Kait slowly increased power into the system, stopping once it got to about a quarter gee. Enough to make movement easier, not enough for things to collapse, hopefully. Dronothy switched to wheeled locomotion as it settled to the floor. Which for the first time in hundreds of years, was serving as a floor. 

A fast tone in her helmet.

“Good morning, my frosty Chooser of Cargos, what’s up?”

“Parasite of confusing alignment, Kait! What events? Why is gravity!?”
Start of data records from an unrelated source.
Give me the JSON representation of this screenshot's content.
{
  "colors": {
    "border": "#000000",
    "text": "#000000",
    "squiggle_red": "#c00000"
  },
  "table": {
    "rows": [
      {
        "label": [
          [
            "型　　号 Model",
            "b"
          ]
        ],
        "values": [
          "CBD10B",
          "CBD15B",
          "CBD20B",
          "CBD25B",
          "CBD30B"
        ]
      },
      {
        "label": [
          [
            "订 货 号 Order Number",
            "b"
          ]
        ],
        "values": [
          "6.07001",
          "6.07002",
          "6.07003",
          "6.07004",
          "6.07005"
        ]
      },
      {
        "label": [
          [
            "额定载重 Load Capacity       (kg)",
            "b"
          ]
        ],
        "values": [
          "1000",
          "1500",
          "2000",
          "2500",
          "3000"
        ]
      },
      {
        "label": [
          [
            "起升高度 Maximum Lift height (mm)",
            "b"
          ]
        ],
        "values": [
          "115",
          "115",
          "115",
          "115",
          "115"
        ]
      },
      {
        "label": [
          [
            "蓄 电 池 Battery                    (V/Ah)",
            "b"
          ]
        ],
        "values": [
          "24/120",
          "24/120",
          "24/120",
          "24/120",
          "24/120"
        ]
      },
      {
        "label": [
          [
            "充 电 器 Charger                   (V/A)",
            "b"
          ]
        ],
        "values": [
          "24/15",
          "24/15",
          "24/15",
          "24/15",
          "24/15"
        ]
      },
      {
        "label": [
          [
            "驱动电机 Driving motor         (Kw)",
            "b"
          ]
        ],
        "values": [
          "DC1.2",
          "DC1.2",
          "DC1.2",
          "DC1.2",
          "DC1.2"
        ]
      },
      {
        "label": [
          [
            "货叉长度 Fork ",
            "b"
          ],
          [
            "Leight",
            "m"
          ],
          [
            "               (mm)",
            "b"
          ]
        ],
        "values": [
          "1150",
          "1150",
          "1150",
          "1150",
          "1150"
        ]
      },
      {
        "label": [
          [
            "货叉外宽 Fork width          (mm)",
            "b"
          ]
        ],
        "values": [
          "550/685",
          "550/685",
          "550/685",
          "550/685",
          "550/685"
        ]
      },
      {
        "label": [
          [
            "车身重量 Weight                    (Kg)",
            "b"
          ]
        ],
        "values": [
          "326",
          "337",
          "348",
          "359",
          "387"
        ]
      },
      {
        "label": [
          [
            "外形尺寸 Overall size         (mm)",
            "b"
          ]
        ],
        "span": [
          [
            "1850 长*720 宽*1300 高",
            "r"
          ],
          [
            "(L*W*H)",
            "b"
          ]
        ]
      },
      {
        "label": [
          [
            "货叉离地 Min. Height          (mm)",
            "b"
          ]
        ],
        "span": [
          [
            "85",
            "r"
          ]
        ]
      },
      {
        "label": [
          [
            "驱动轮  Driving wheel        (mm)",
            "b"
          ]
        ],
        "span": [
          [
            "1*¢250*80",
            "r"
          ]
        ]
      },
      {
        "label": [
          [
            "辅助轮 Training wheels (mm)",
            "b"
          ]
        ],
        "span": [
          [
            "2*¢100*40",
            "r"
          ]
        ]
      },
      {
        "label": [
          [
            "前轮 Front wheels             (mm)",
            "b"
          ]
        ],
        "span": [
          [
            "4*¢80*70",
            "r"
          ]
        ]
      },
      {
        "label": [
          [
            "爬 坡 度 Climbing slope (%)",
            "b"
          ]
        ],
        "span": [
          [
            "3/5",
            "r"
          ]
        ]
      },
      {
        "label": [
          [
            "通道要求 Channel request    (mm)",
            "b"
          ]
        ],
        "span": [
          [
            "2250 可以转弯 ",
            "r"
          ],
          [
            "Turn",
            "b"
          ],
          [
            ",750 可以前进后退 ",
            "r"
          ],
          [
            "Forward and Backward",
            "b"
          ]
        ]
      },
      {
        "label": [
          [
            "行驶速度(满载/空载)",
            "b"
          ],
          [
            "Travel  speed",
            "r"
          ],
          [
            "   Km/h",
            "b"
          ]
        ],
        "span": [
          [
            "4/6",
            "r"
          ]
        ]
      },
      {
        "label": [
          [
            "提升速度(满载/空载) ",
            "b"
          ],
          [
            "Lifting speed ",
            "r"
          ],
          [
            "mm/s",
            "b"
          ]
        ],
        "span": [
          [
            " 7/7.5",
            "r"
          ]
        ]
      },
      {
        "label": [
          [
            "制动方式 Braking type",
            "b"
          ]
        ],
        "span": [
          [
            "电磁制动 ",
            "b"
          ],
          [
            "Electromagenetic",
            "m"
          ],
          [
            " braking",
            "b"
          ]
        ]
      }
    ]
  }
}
“I finally got to the command centre! Secondary reactors are online, and I’m just powering up some useful systems. Is it causing any issues?”

“Activating with intent? Only sentients activate systems! Parasites cannot! Kait doesn’t read Atrrenol! How?”

“Well, I didn’t mention it, but yeah, I’ve been sentient this whole time. It’s not a secret. We’ve spoken several times! I've gotten enough translations from you guys to train my AI, nothing sinister.”

A super parasite that can learn and use technology? Impossible with a brain of hot goopy fats! Too dangerous! To show our fear exceeds our greed, see our drive plume!”

“Wait! What?”

Signal lost.

Kait frantically searched for the traffic control radar. It was thankfully similar to other alien systems she’d seen before, other than the language. Exactly as she feared, The Bringer of Value left without her. It was boosting out to the hyperlane, at an acceleration she didn’t know it was capable of. There were already several red ‘Parasites-Inevitable Death’ warning beacons they’d ignored, but The Bringer launched a new marker, a purple ‘Parasites-Extinction Risk’ warning beacon.

“Aww guys! I’m not that bad once you get to know me!” she half-heartedly said to the tracking console. 

“Well dang, Dronothy! I’ve been marooned in space! Doomed to wander these cursed halls for all time!”

Its googly eyes didn’t even google. 

“Just you and me! And uncountable venom slugs, which I guess are my pets now.” She keyed some queries into the command console. “And 32 automated manufacturing bays. And 412 docked spacecraft. And a few hundred tons of Concentrated Containerized Antimatter.”

She leaned back into the uncomfortable alien chair. “And a very good salvage claim under title 304.B of transstellar law.” She set an automated flightpath for an ancient luxury spaceliner that had been docked for centuries, typed a quick invitation, and stood up. 

“Well don’t just sit there Dronothy! We need to tidy the house before my family visits!”